I saw us today, you and I. As they, they as we, picked over their Sunday diner dinner our mouths held more words than food. They weren’t there for the meal. That much was true. It was a mirror into the future, and I was looking back at the way we will be. You with your tip card and fancy jewels. Me with barely-there eyesight and always-there worried expression. You ordered the mashed potatoes, I inquired about the special. shaking hands held the menu. We both refused another cup of tea, waving our wrinkled fingers over the empty ones. You patted your piled high gray hair and commented on the weather while I fiddled with a button that had come undone, my fingers not grasping, not strong enough.
The funny thing about this scene is that I’ve come to realize I will always point out your perfect outfit, your next boyfriend, and the oh-so-crazy shoes whether you are there or not. I will always see us in someone else. This morning the air was chilled to the perfect Songo Pond temperature and I thought to myself, “It’s polar bear weather.” Spring always takes me to Bethel.

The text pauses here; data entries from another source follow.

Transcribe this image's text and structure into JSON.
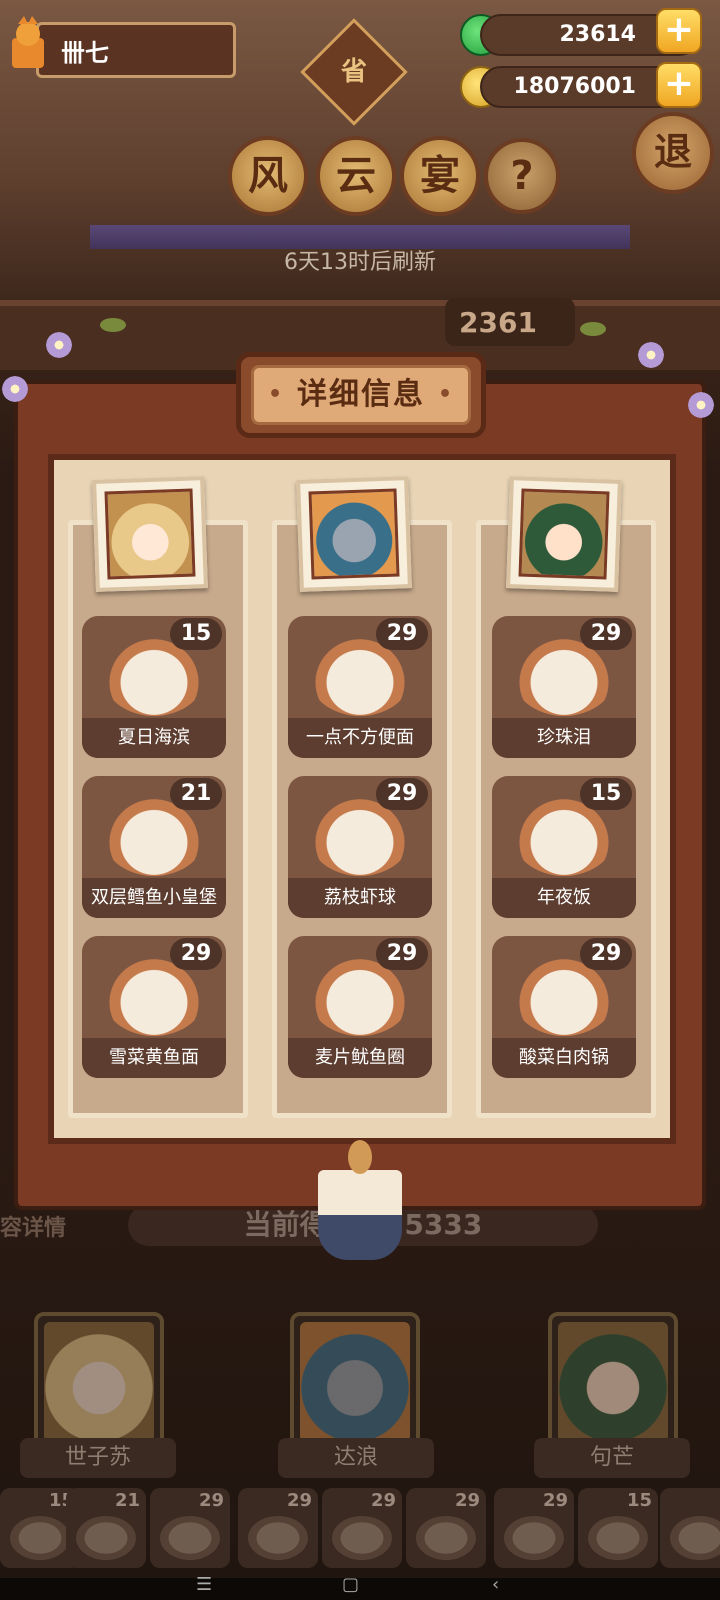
{
  "player": {
    "name": "卌七"
  },
  "currency": {
    "jade": "23614",
    "coins": "18076001"
  },
  "badge": "省",
  "event_title": [
    "风",
    "云",
    "宴"
  ],
  "help_label": "?",
  "exit_label": "退",
  "refresh_text": "6天13时后刷新",
  "score_partial": "2361",
  "panel": {
    "title": "详细信息",
    "columns": [
      {
        "dishes": [
          {
            "name": "夏日海滨",
            "count": "15"
          },
          {
            "name": "双层鳕鱼小皇堡",
            "count": "21"
          },
          {
            "name": "雪菜黄鱼面",
            "count": "29"
          }
        ]
      },
      {
        "dishes": [
          {
            "name": "一点不方便面",
            "count": "29"
          },
          {
            "name": "荔枝虾球",
            "count": "29"
          },
          {
            "name": "麦片鱿鱼圈",
            "count": "29"
          }
        ]
      },
      {
        "dishes": [
          {
            "name": "珍珠泪",
            "count": "29"
          },
          {
            "name": "年夜饭",
            "count": "15"
          },
          {
            "name": "酸菜白肉锅",
            "count": "29"
          }
        ]
      }
    ]
  },
  "background": {
    "team_details": "容详情",
    "current_score": "当前得分 975333",
    "characters": [
      "世子苏",
      "达浪",
      "句芒"
    ],
    "mini_dishes": [
      "15",
      "21",
      "29",
      "29",
      "29",
      "29",
      "29",
      "15",
      ""
    ]
  },
  "colors": {
    "panel": "#7a3a24",
    "panel_inner": "#e9d4b5",
    "dish_card": "#7d5642",
    "plus_button": "#f0a623"
  }
}
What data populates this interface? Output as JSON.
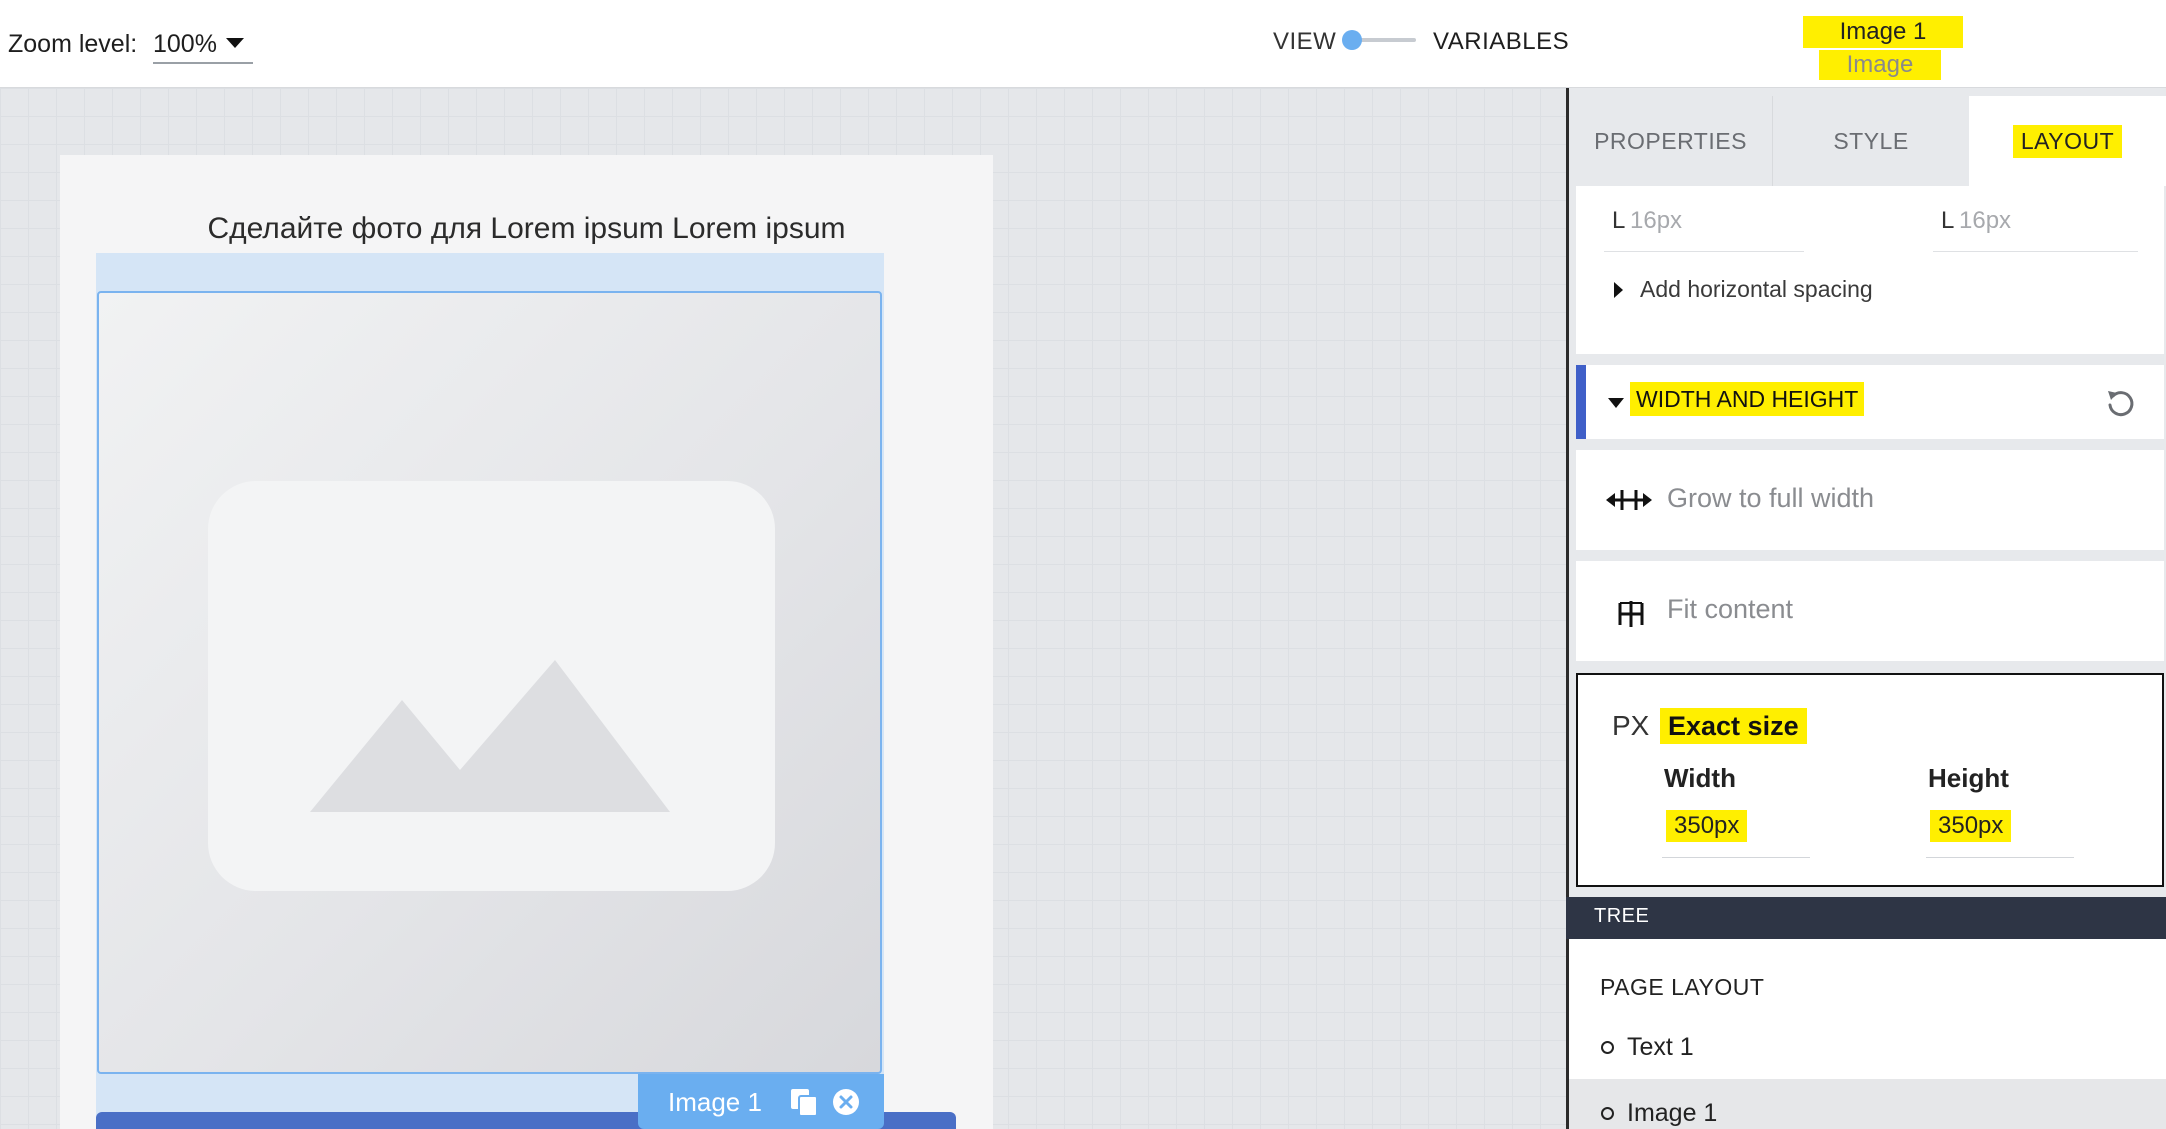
{
  "topbar": {
    "zoom_label": "Zoom level:",
    "zoom_value": "100%",
    "view_label": "VIEW",
    "variables_label": "VARIABLES",
    "selected_name": "Image 1",
    "selected_type": "Image"
  },
  "canvas": {
    "page_heading": "Сделайте фото для Lorem ipsum Lorem ipsum",
    "image_tag_label": "Image 1",
    "accent_color": "#6aaef0"
  },
  "panel": {
    "tabs": [
      {
        "label": "PROPERTIES"
      },
      {
        "label": "STYLE"
      },
      {
        "label": "LAYOUT",
        "active": true
      }
    ],
    "spacing": {
      "left_label": "L",
      "left_value": "16px",
      "right_label": "L",
      "right_value": "16px",
      "add_horizontal": "Add horizontal spacing"
    },
    "width_height": {
      "title": "WIDTH AND HEIGHT",
      "grow": "Grow to full width",
      "fit": "Fit content",
      "exact_prefix": "PX",
      "exact_title": "Exact size",
      "width_label": "Width",
      "width_value": "350px",
      "height_label": "Height",
      "height_value": "350px"
    }
  },
  "tree": {
    "header": "TREE",
    "section": "PAGE LAYOUT",
    "items": [
      {
        "label": "Text 1"
      },
      {
        "label": "Image 1",
        "selected": true
      }
    ]
  },
  "colors": {
    "highlight": "#ffef00",
    "tree_header": "#2e3545",
    "section_bar": "#3f5fc8"
  }
}
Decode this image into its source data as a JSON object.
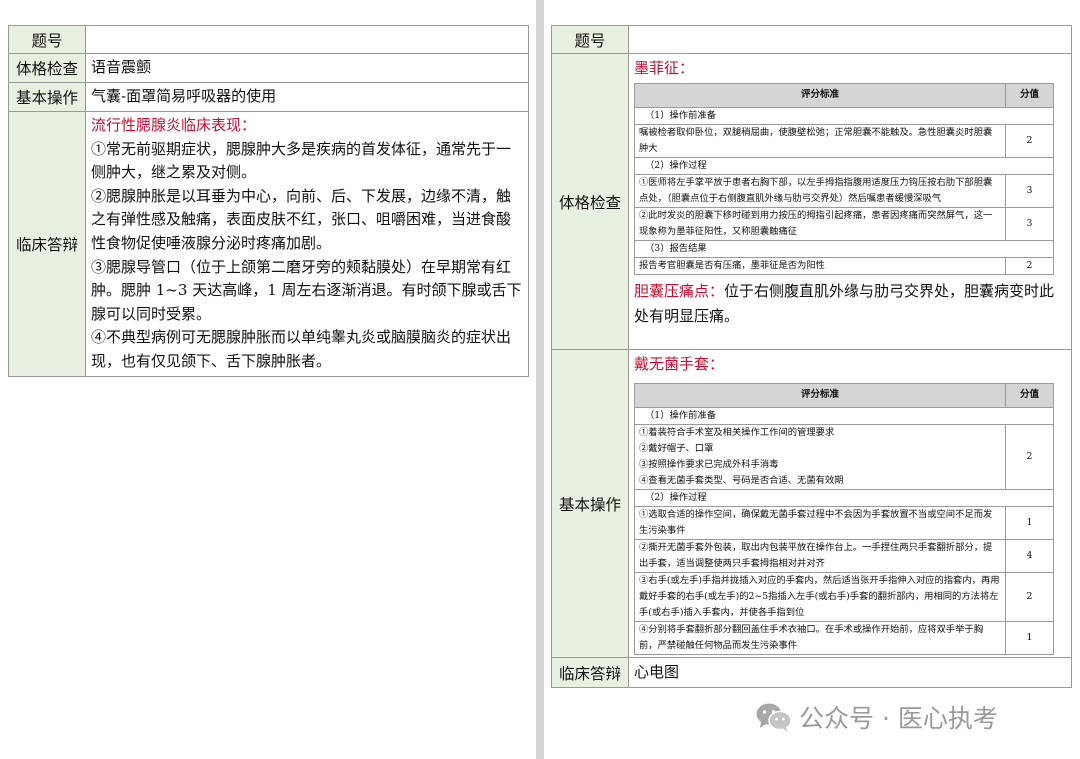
{
  "left": {
    "rows": [
      {
        "label": "题号",
        "value": ""
      },
      {
        "label": "体格检查",
        "value": "语音震颤"
      },
      {
        "label": "基本操作",
        "value": "气囊-面罩简易呼吸器的使用"
      }
    ],
    "clinical": {
      "label": "临床答辩",
      "title": "流行性腮腺炎临床表现：",
      "paragraphs": [
        "①常无前驱期症状，腮腺肿大多是疾病的首发体征，通常先于一侧肿大，继之累及对侧。",
        "②腮腺肿胀是以耳垂为中心，向前、后、下发展，边缘不清，触之有弹性感及触痛，表面皮肤不红，张口、咀嚼困难，当进食酸性食物促使唾液腺分泌时疼痛加剧。",
        "③腮腺导管口（位于上颌第二磨牙旁的颊黏膜处）在早期常有红肿。腮肿 1~3 天达高峰，1 周左右逐渐消退。有时颌下腺或舌下腺可以同时受累。",
        "④不典型病例可无腮腺肿胀而以单纯睾丸炎或脑膜脑炎的症状出现，也有仅见颌下、舌下腺肿胀者。"
      ]
    }
  },
  "right": {
    "title_row": {
      "label": "题号",
      "value": ""
    },
    "exam": {
      "label": "体格检查",
      "title": "墨菲征：",
      "table": {
        "header_criteria": "评分标准",
        "header_score": "分值",
        "rows": [
          {
            "type": "section",
            "text": "（1）操作前准备"
          },
          {
            "type": "item",
            "text": "嘱被检者取仰卧位，双腿稍屈曲，使腹壁松弛；正常胆囊不能触及。急性胆囊炎时胆囊肿大",
            "score": "2"
          },
          {
            "type": "section",
            "text": "（2）操作过程"
          },
          {
            "type": "item",
            "text": "①医师将左手掌平放于患者右胸下部，以左手拇指指腹用适度压力钩压按右肋下部胆囊点处，（胆囊点位于右侧腹直肌外缘与肋弓交界处）然后嘱患者缓慢深吸气",
            "score": "3"
          },
          {
            "type": "item",
            "text": "②此时发炎的胆囊下移时碰到用力按压的拇指引起疼痛，患者因疼痛而突然屏气，这一现象称为墨菲征阳性，又称胆囊触痛征",
            "score": "3"
          },
          {
            "type": "section",
            "text": "（3）报告结果"
          },
          {
            "type": "item",
            "text": "报告考官胆囊是否有压痛，墨菲征是否为阳性",
            "score": "2"
          }
        ]
      },
      "note_title": "胆囊压痛点：",
      "note_text": "位于右侧腹直肌外缘与肋弓交界处，胆囊病变时此处有明显压痛。"
    },
    "basic": {
      "label": "基本操作",
      "title": "戴无菌手套：",
      "table": {
        "header_criteria": "评分标准",
        "header_score": "分值",
        "rows": [
          {
            "type": "section",
            "text": "（1）操作前准备"
          },
          {
            "type": "item",
            "lines": [
              "①着装符合手术室及相关操作工作间的管理要求",
              "②戴好帽子、口罩",
              "③按照操作要求已完成外科手消毒",
              "④查看无菌手套类型、号码是否合适、无菌有效期"
            ],
            "score": "2"
          },
          {
            "type": "section",
            "text": "（2）操作过程"
          },
          {
            "type": "item",
            "text": "①选取合适的操作空间，确保戴无菌手套过程中不会因为手套放置不当或空间不足而发生污染事件",
            "score": "1"
          },
          {
            "type": "item",
            "text": "②撕开无菌手套外包装，取出内包装平放在操作台上。一手捏住两只手套翻折部分，提出手套，适当调整使两只手套拇指相对并对齐",
            "score": "4"
          },
          {
            "type": "item",
            "text": "③右手(或左手)手指并拢插入对应的手套内，然后适当张开手指伸入对应的指套内，再用戴好手套的右手(或左手)的2~5指插入左手(或右手)手套的翻折部内，用相同的方法将左手(或右手)插入手套内，并使各手指到位",
            "score": "2"
          },
          {
            "type": "item",
            "text": "④分别将手套翻折部分翻回盖住手术衣袖口。在手术或操作开始前，应将双手举于胸前，严禁碰触任何物品而发生污染事件",
            "score": "1"
          }
        ]
      }
    },
    "clinical": {
      "label": "临床答辩",
      "value": "心电图"
    }
  },
  "watermark": {
    "icon": "wechat-icon",
    "text": "公众号 · 医心执考"
  }
}
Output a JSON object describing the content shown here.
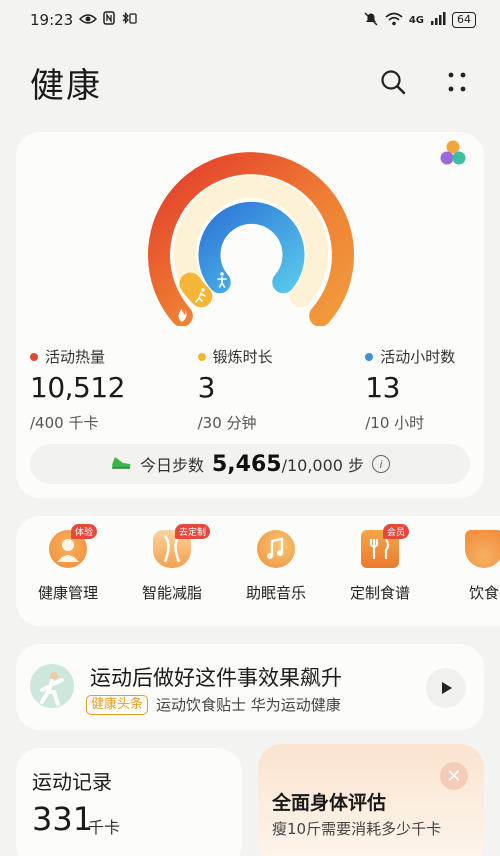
{
  "status": {
    "time": "19:23",
    "battery": "64",
    "network": "4G"
  },
  "header": {
    "title": "健康"
  },
  "rings": {
    "colors": {
      "activity": "#e9573a",
      "exercise": "#f5b637",
      "stand": "#3f8fdb"
    },
    "progress": {
      "activity": 1.0,
      "exercise": 0.1,
      "stand": 1.0
    }
  },
  "stats": [
    {
      "label": "活动热量",
      "value": "10,512",
      "goal": "/400 千卡",
      "color": "#e2482f"
    },
    {
      "label": "锻炼时长",
      "value": "3",
      "goal": "/30 分钟",
      "color": "#f5b637"
    },
    {
      "label": "活动小时数",
      "value": "13",
      "goal": "/10 小时",
      "color": "#3f8fdb"
    }
  ],
  "steps": {
    "prefix": "今日步数",
    "value": "5,465",
    "goal": "/10,000 步"
  },
  "services": [
    {
      "label": "健康管理",
      "badge": "体验",
      "icon": "health-management-icon"
    },
    {
      "label": "智能减脂",
      "badge": "去定制",
      "icon": "fat-loss-icon"
    },
    {
      "label": "助眠音乐",
      "badge": "",
      "icon": "sleep-music-icon"
    },
    {
      "label": "定制食谱",
      "badge": "会员",
      "icon": "recipe-icon"
    },
    {
      "label": "饮食",
      "badge": "",
      "icon": "diet-icon"
    }
  ],
  "article": {
    "title": "运动后做好这件事效果飙升",
    "tag": "健康头条",
    "source": "运动饮食贴士 华为运动健康"
  },
  "record": {
    "title": "运动记录",
    "value": "331",
    "unit": "千卡"
  },
  "assessment": {
    "title": "全面身体评估",
    "subtitle": "瘦10斤需要消耗多少千卡"
  }
}
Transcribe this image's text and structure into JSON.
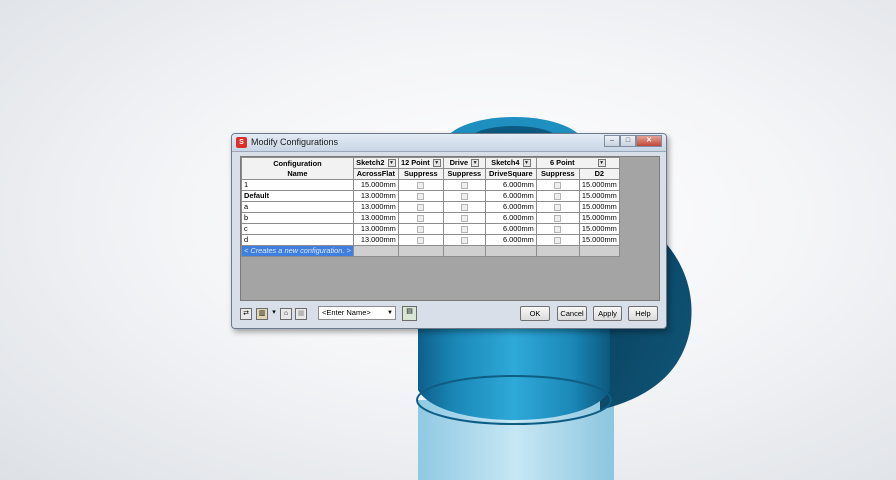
{
  "window": {
    "title": "Modify Configurations"
  },
  "table": {
    "name_header": [
      "Configuration",
      "Name"
    ],
    "feature_groups": [
      "Sketch2",
      "12 Point",
      "Drive",
      "Sketch4",
      "6 Point"
    ],
    "param_headers": [
      "AcrossFlat",
      "Suppress",
      "Suppress",
      "DriveSquare",
      "Suppress",
      "D2"
    ],
    "rows": [
      {
        "name": "1",
        "across": "15.000mm",
        "drive_sq": "6.000mm",
        "d2": "15.000mm"
      },
      {
        "name": "Default",
        "across": "13.000mm",
        "drive_sq": "6.000mm",
        "d2": "15.000mm"
      },
      {
        "name": "a",
        "across": "13.000mm",
        "drive_sq": "6.000mm",
        "d2": "15.000mm"
      },
      {
        "name": "b",
        "across": "13.000mm",
        "drive_sq": "6.000mm",
        "d2": "15.000mm"
      },
      {
        "name": "c",
        "across": "13.000mm",
        "drive_sq": "6.000mm",
        "d2": "15.000mm"
      },
      {
        "name": "d",
        "across": "13.000mm",
        "drive_sq": "6.000mm",
        "d2": "15.000mm"
      }
    ],
    "new_row": "< Creates a new configuration. >"
  },
  "bottom": {
    "name_placeholder": "<Enter Name>",
    "ok": "OK",
    "cancel": "Cancel",
    "apply": "Apply",
    "help": "Help"
  }
}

Finally, after the diner dinner was finished I watched as we stood up to leave. With slow measured steps old me shuffled to pay the bill, my bright purple sandals leading the way. I think I need a cane. Old you went to warm up the car, a stuffed cat propped in the rear window. Naturally, you would be driving. And you would have a cat.
As the future drove way I smiled to my here and now self. Kisa asked what I was thinking. As the question, “Do you want the train or the caboose?” perched on the tip of my tongue I thought better of it and swallowed the words. Instead, I smiled again and simply said “I just saw my future.” Kisa laughed and replied, “I know. You weren’t the one driving.” I guess he saw us, too.